XII- Lights:
Like all of the other elements of design, lights are a very useful
tool to enhance the play and to stimulate visually the sensory perceptions
of the audience members.
This process also takes place 2 or 3 weeks prior to the performance.
When designing lights, the designer has some basic tools to enhance
his/her conception of the design. These are:
Color: Colors are added on to the lights by using gels, thin pieces of cellophane
looking paper. Colors are divided between warm and cool tones. Warm colors
are reds, oranges and yellows; cool colors are blues, purples, and greens.
Warm colors suggest passion, heat, evil, any any other emotions associated
with these. Cool colors suggest winter, stiffness, etc. Keep this in mind
when designating colors for any specific scenes.
Intensity: The intensity of the lights is measured in percentages, and it
is normally recorded on to the computer when the cues are entered.The intensity
is first given to the lighting designer by the director on paper in the preliminary
cue sheet. If any of these percentages dont look good, they may be adjusted
in the cue to cue rehearsal.
Time: The amount of time that each cue takes in fading in and out is also
an important element of design; for instance, an abrupt fade out causes a
very different impression in the audience than a fade out that takes five
seconds.
Type of lights: In a theater like the Statler Auditorium, there are three
types of lights:
1-) stage lights
2-) house lights (lights in the audience)
3-) conference lights, which light the area in front of the stage curtain.
A. Duties of the lighting designer:
Meet with the director and discuss the general concept for the play.
If you think that additional lights/ equipment needs to be rented due
to special circumstances, it may be ordered from Cornell Productions. The
information to contact this group is provided in the general contact sheet
in the production section of this packet.
Attend rehearsals and be familiarized with the staging of the play.
Two or three weeks before the performance, the director will provide
the lighting designer with a ground plan of the set along with a design on
paper of the way he/she would like the lighting design to be. The easiest
way to design lights on paper is by allocating a letter to each of the areas
in the ground plan (see attached ground plan). Each of these areas named by
a letter is called a plot.
On the preliminary cue sheet that the director will hand in to the
designer, the cues will be identified by a number i.e. cue #5 (to differentiate
them from the letters for the sound cues). The cues should be numbered using
the multiples of 5, leaving plenty of free numbers between them in case any
other cues need to be added later on.
On the paper design cue sheet, the director will indicate which plots
need to be lit for each specific cue. In addition to this the intensity, color,
time, page number in the text, and cue from the actors must also be specified
in this chart. The lighting designer must have studied this information before
rehearsals in the theater begin. Time in the theater is very limited, and
therefore it needs to be used wisely.
Rehearsals in the theater:
The first rehearsal in the theater is a spacing rehearsal. While the
set designer accommodates the set to the new space, and the actors get used
to these changes, the designer is in charge of studying the lightboard and
learning how to use it.
The next step is to determine which lights will be useful for the purposes
of the staging. The individual lights are connected on to the computer by
means of channels which vary in terms of intensity and may control more than
one light at a time.
Each light has a number. More than one light can be assigned to one
channel. This is called patching. Patching is very useful when
more than one light is needed to illuminate a plot.
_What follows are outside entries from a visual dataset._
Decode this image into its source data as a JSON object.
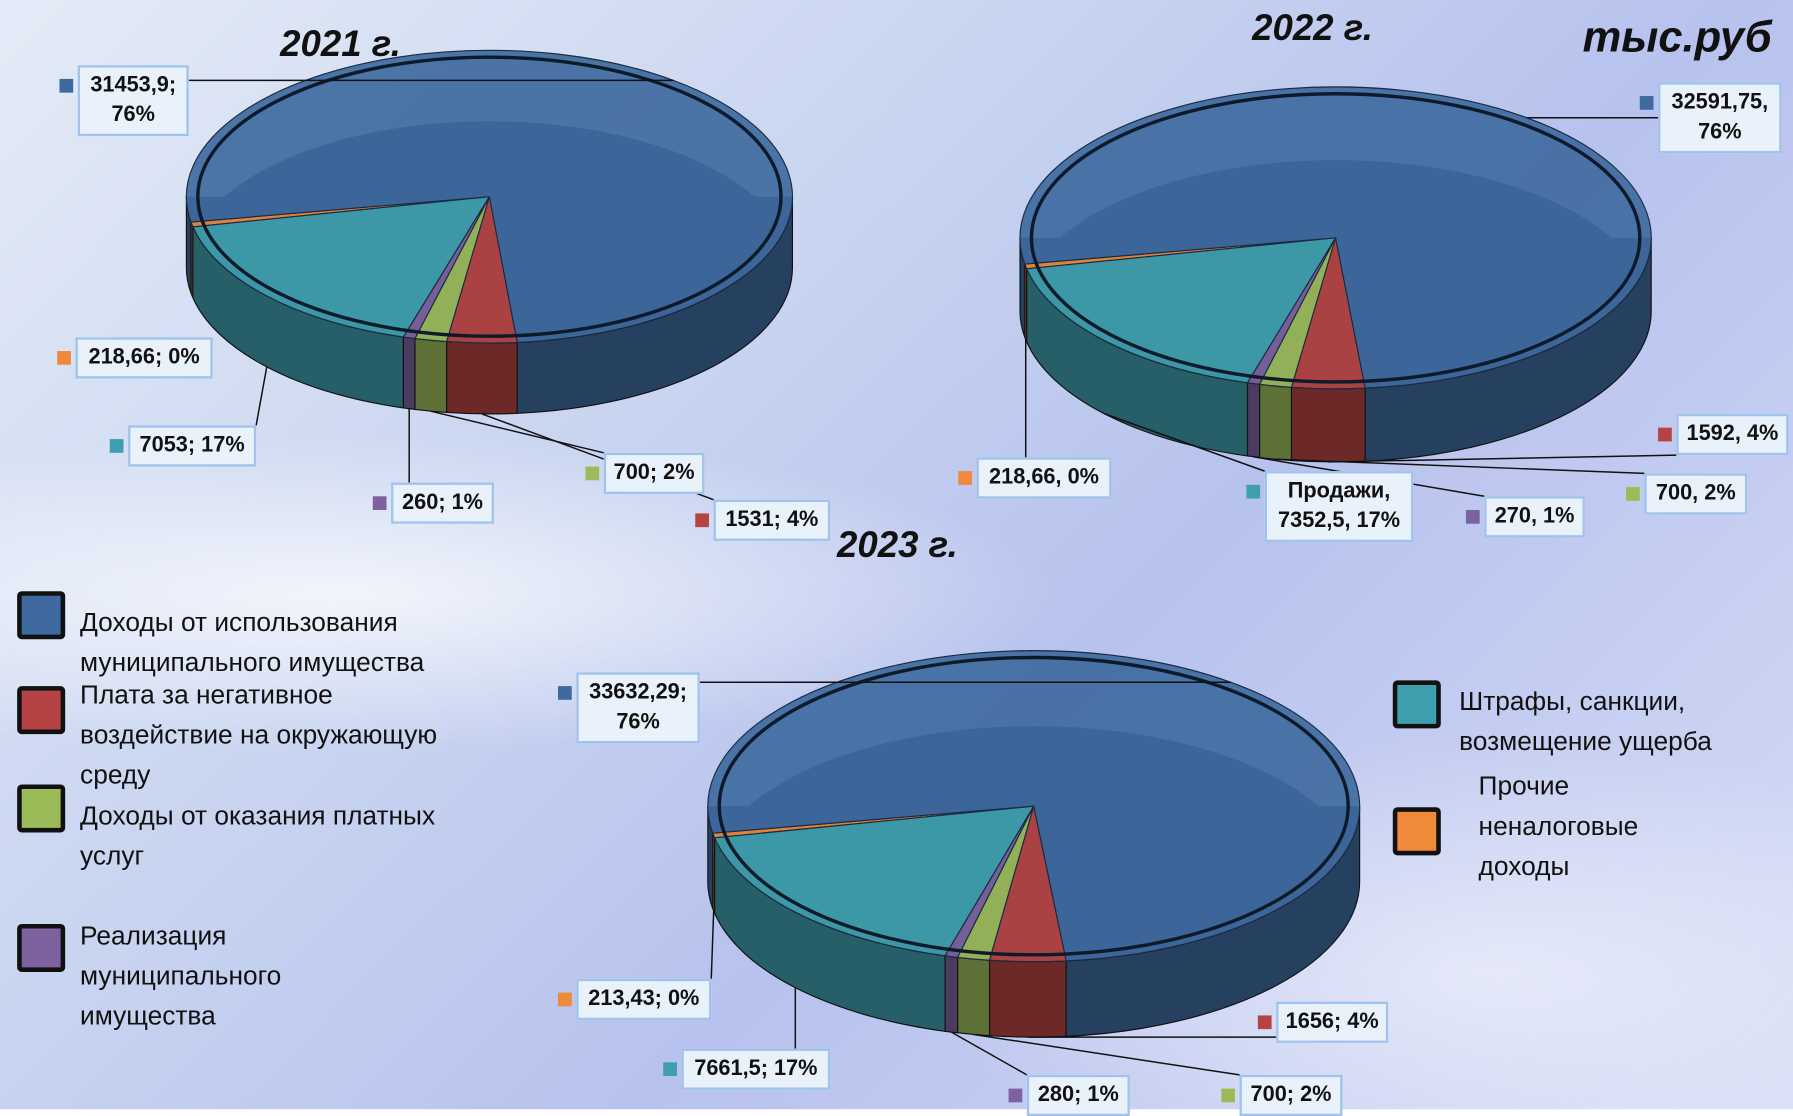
{
  "unit": "тыс.руб",
  "legend": [
    {
      "name": "Доходы от использования муниципального имущества",
      "color": "#3f6aa0"
    },
    {
      "name": "Плата за негативное воздействие на окружающую среду",
      "color": "#b64343"
    },
    {
      "name": "Доходы от оказания платных услуг",
      "color": "#9bbb59"
    },
    {
      "name": "Реализация муниципального имущества",
      "color": "#7e62a0"
    },
    {
      "name": "Штрафы, санкции, возмещение ущерба",
      "color": "#3f9fae"
    },
    {
      "name": "Прочие неналоговые доходы",
      "color": "#ee8a3a"
    }
  ],
  "chart_data": [
    {
      "type": "pie",
      "title": "2021 г.",
      "values": [
        31453.9,
        1531,
        700,
        260,
        7053,
        218.66
      ],
      "value_labels": [
        "31453,9; 76%",
        "1531; 4%",
        "700; 2%",
        "260; 1%",
        "7053; 17%",
        "218,66; 0%"
      ]
    },
    {
      "type": "pie",
      "title": "2022 г.",
      "values": [
        32591.75,
        1592,
        700,
        270,
        7352.5,
        218.66
      ],
      "value_labels": [
        "32591,75, 76%",
        "1592, 4%",
        "700, 2%",
        "270, 1%",
        "Продажи, 7352,5, 17%",
        "218,66, 0%"
      ]
    },
    {
      "type": "pie",
      "title": "2023 г.",
      "values": [
        33632.29,
        1656,
        700,
        280,
        7661.5,
        213.43
      ],
      "value_labels": [
        "33632,29; 76%",
        "1656; 4%",
        "700; 2%",
        "280; 1%",
        "7661,5; 17%",
        "213,43; 0%"
      ]
    }
  ]
}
Record the general light plots on to the computer. ( In the case of
Violines y trompetas, the lighting designers would have recorded the plots
labeled A-F identified in the enclosed ground plan).
Once the spacing for the set has been determined, the next step is
to focus the lights. For these matters, the actors should not be on stage.
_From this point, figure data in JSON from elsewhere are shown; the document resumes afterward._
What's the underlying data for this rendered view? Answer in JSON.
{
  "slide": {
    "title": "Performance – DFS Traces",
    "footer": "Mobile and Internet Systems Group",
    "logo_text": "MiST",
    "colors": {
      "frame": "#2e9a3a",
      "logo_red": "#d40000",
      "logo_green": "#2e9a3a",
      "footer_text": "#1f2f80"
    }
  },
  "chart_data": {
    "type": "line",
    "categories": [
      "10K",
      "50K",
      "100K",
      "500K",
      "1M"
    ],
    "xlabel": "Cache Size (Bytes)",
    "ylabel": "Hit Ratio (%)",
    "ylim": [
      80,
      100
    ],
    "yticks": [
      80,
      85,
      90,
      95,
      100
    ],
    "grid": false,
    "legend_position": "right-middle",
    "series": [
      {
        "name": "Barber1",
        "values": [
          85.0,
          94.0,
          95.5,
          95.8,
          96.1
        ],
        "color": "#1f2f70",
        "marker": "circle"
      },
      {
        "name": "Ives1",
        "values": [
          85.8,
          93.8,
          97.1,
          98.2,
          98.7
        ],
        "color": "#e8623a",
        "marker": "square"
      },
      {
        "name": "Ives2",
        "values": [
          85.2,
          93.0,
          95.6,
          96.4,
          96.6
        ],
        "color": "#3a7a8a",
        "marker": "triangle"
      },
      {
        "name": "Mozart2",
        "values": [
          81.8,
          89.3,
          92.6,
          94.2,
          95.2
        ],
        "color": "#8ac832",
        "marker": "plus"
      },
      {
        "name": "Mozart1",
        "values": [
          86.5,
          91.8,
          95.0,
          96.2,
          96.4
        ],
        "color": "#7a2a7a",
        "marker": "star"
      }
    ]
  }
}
They should only come on stage if the director/ designer requests them to
do so.
After the lights have been focused, all the cues should be recorded
on the computer as specified on the design on paper. These cues will be adjusted
during the cue to cue rehearsal, which is the next step.
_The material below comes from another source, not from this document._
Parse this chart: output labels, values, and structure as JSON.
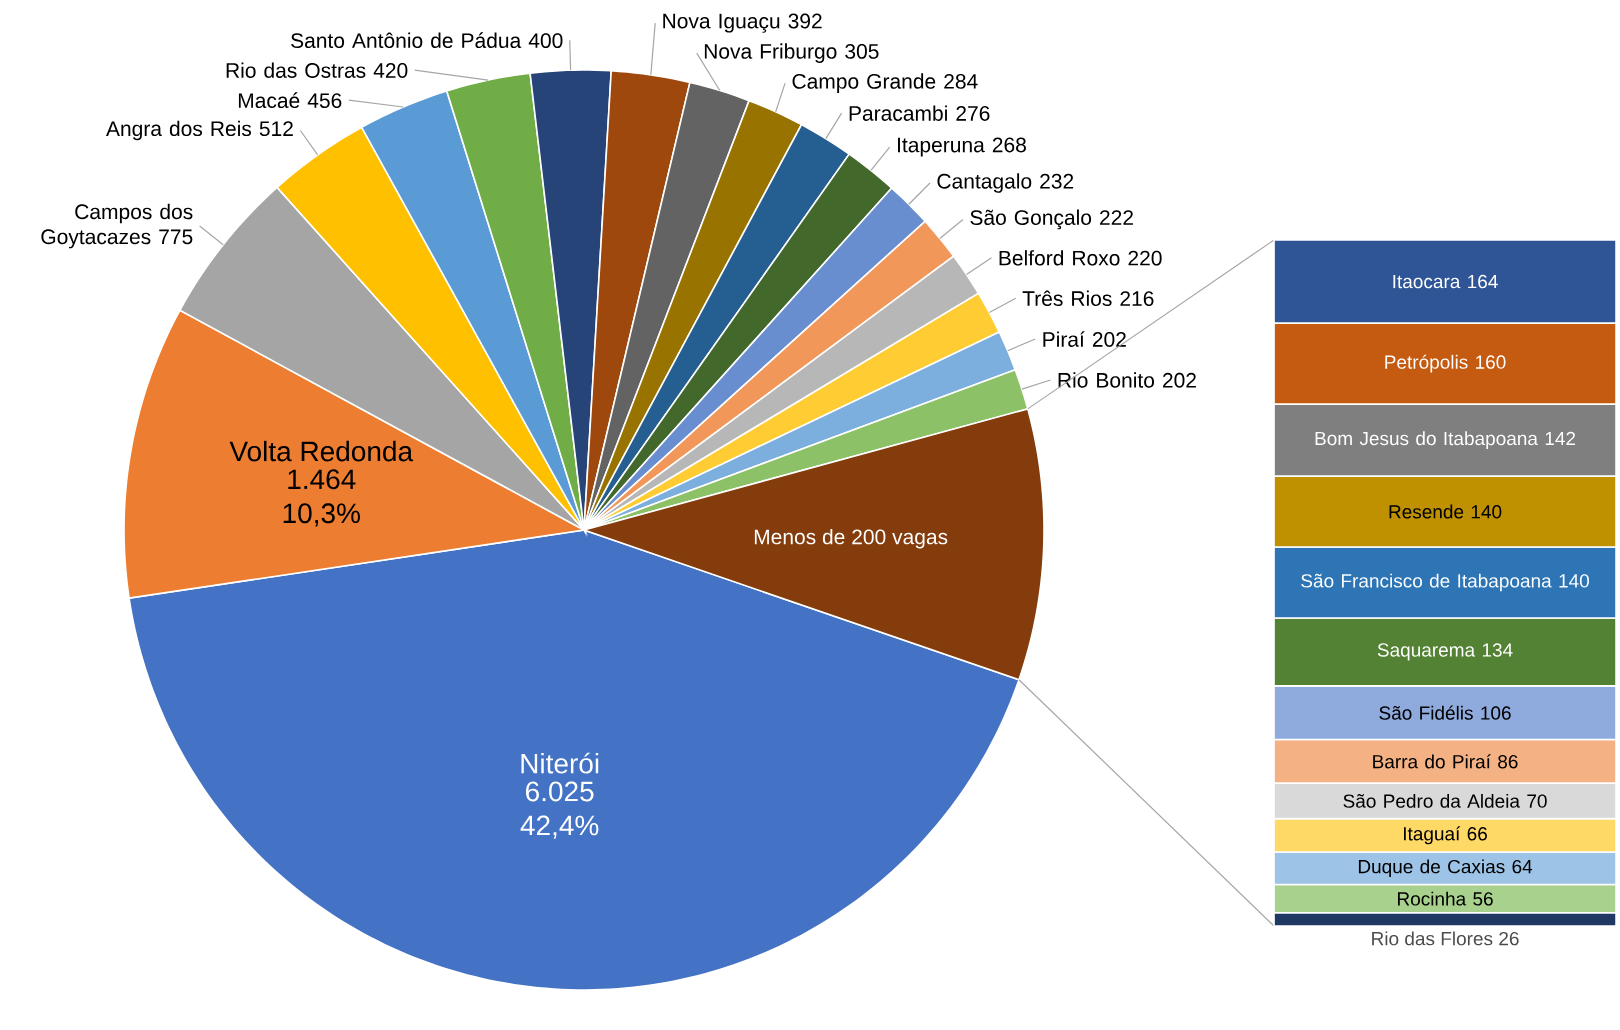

During the cue to cue rehearsal (for more information see the sound
section of this course packet), the designers and the director/stage manager
need to be in constant communication. They will run cues for both lights and
sound in the order that they appear in the play. It will be necessary to make
adjustments in the lighting design as it has been recorded on the computer.
These changes should be made as the cue to cue progresses and the actors should
be available to repeat the cues for the designers.
After the cue to cue is completed, have as many run-throughs as possible
to make sure that the designers clearly understand and know all of their cues.
Please stay until the very end of the rehearsals. Notes are as important to
the designers as they are to the actors.